On trouve à Jérusalem trois exemples des travaux d’Antonio Barluzzi, l’architecte catholique romain qui a créé une série d’églises et de sanctuaires pour la Garde franciscaine de la Terre sainte :

– l’église de toutes les Nations dans le jardin de Gethsémani, construite en 1924 ;
– un clocher de style roman destiné à l’église franciscaine de Bethphage au cours des rénovations effectuées en 1954 ;
– et, l’année suivante, la petite chapelle Dominus Flevit sur le mont des Oliviers.

Se démarquant radicalement de son style habituellement conventionnel, Barluzzi a conçu la chapelle comme une larme stylisée épousant la forme d’une croix grecque.

Les lignes nettes et pures de l’église et de l’hospice écossais de Saint-André qui se découpent dans la vallée du Hinnom évoquent la silhouette d’un château et d’un donjon des Highlands. Ce n’est guère étonnant puisque l’église commémore le souvenir des soldats écossais tombés dans cette région pendant la Première Guerre mondiale. L’église fut construite en 1927 d’après les plans de Clifford Holliday. Les grands vitraux du sanctuaire, dans le style des croisés, utilisent des petits panneaux ronds en verre bleu de Hébron.

Le bâtiment élancé de l’YMCA international de Jérusalem montre davantage d’éclectisme. Inauguré en 1933, il fut dessiné par A. L. Harmon, l’architecte de l’Empire State Building. L’archange, en bas-relief, sur le clocher fut dessiné par l’artiste de l’Académie Bezalel, Zéev Raban. Les chapiteaux, le long de la loggia sont ornés de sculptures représentant la flore et la faune locale, de même que ceux qui s’alignent le long des arcades menant aux deux extensions à coupole, dont l’une contient une vaste salle de réunion aux décorations byzantines et l’autre le gymnase.
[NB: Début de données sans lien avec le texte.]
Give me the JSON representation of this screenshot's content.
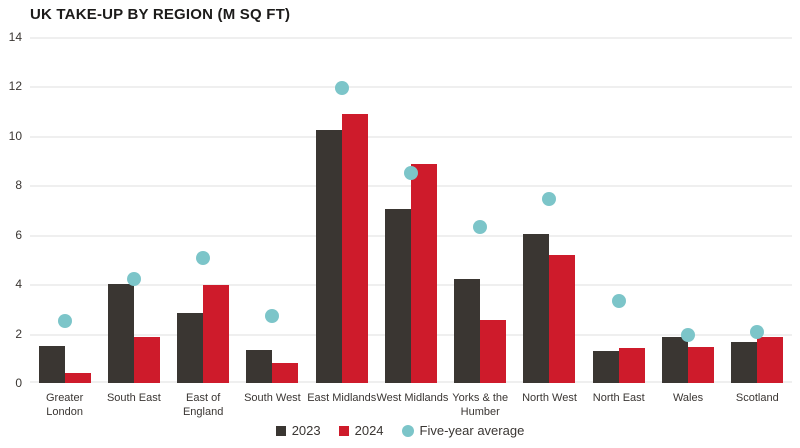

Avec ses lignes nettes ultramodernes, l’église baptiste de la rue Narkis présente un aspect fonctionnel et un souci de confort qui se marie harmonieusement avec le style international Bauhaus du quartier. Une approche tout aussi moderne a été adoptée pour le plan du Centre d’études du Moyen Orient de Jérusalem, construit en 1988 sur le versant sud du mont Scopus, et qui dépend de l’Eglise mormone affiliée à l’Université de Brigham Young. Son architecture exploite au mieux la situation et la vue, notamment dans la salle de concert vitrée d’où les auditeurs contemplent la Vieille Ville et le mont du Temple.

Les Eglises orientales, pour leur part, ont continué à suivre les plans traditionnels, notamment dans la construction des nouvelles églises. On en trouve un exemple dans l’église de Bethphage (grecque-orthodoxe), de style byzantin classique.

Il est probablement opportun qu’au seuil du nouveau millénaire, les travaux en cours dans des bâtiments chrétiens de Jérusalem concernent la rénovation et la restauration du dôme de la rotonde dans la basilique du Saint-Sépulcre. Pour ainsi dire, les premiers seront les derniers et les derniers seront les premiers.